1

I have a code, which is working as expected. But I have difficulty in storing the output of each of the executed command in $result = $ssh->capture($command_to_execute);. This uses Parallel::ForkManager module to run the commands in different Hosts by using different files as an input parameters.

Once the command execution is done, I want the resulted output should be stored in $result variable. It should append each of the hosts results in same variable and at the end I want to process the values which are in $result. I am using .= to append the resulted data to $result but it doent seems to be working.

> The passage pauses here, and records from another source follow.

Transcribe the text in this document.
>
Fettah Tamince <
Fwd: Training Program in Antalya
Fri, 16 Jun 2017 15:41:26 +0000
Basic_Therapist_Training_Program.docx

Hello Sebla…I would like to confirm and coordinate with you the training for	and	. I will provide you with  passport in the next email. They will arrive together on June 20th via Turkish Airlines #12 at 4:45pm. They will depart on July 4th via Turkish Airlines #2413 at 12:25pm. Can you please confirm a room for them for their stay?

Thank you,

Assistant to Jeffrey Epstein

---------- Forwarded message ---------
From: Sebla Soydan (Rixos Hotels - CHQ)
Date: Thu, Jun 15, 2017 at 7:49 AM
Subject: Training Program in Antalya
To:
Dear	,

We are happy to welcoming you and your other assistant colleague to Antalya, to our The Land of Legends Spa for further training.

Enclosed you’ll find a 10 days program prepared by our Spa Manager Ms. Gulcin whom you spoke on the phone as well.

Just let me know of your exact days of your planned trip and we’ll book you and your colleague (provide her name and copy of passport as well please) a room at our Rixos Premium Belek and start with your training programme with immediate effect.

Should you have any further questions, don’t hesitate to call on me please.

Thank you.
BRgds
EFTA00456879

Pasting my code here for reference:

.
.
.
my $result;
my $pm = Parallel::ForkManager->new(5);

DATA_LOOP:
foreach my $n (1..$num_buckets) {
        my $pid = $pm->start and next DATA_LOOP;

        $command_to_execute = $my_command." ".$Files{$n};
        my $ssh = SSH_Connection( $list_of_ips[$n-1], 'username', 'pass' );
        $result = $ssh->capture($command_to_execute);
        $result .= "Result from File:$Files{$n} and Host:$list_of_ips[$n-1] is $result\n"; 
        print "Result: INSIDE: $result";
        $pm->finish;
}
$pm->wait_all_children;
print "Result: OUTSIDE: $result";
print "Done\n";

sub SSH_Connection {
    my ( $host, $user, $passwd ) = @_;
    my $ssh = Net::OpenSSH->new($host,
                                user => $user,
                                password => $passwd,
                                master_opts => [-o => "StrictHostKeyChecking=no"]
    );
    $ssh->error and die "Couldn't establish SSH connection: ". $ssh->error;

    return $ssh;
}

print "Result: INSIDE: $result"; Could able to print result one by one. But print "Result: OUTSIDE: $result"; is empty, which should actually have the combined results of $results which has been taken from inside the for loop.

vkk05
  • 3,137
  • 11
  • 25
  • The outside `$result` is referring to the parent process's `$result` not the child `$result`. I think you need to pass the result back to the parent using [`run_on_finish()`](https://metacpan.org/pod/Parallel::ForkManager#RETRIEVING-DATASTRUCTURES-from-child-processes) – Håkon Hægland Dec 27 '19 at 17:42
  • See [this post](https://stackoverflow.com/a/41891334/4653379) for an answer (for example) – zdim Dec 27 '19 at 17:58

2 Answers2

5

As shown in the documentation of Parallel::ForkManager, to get a result from a child, you need to supply a reference to the result as another parameter to finish.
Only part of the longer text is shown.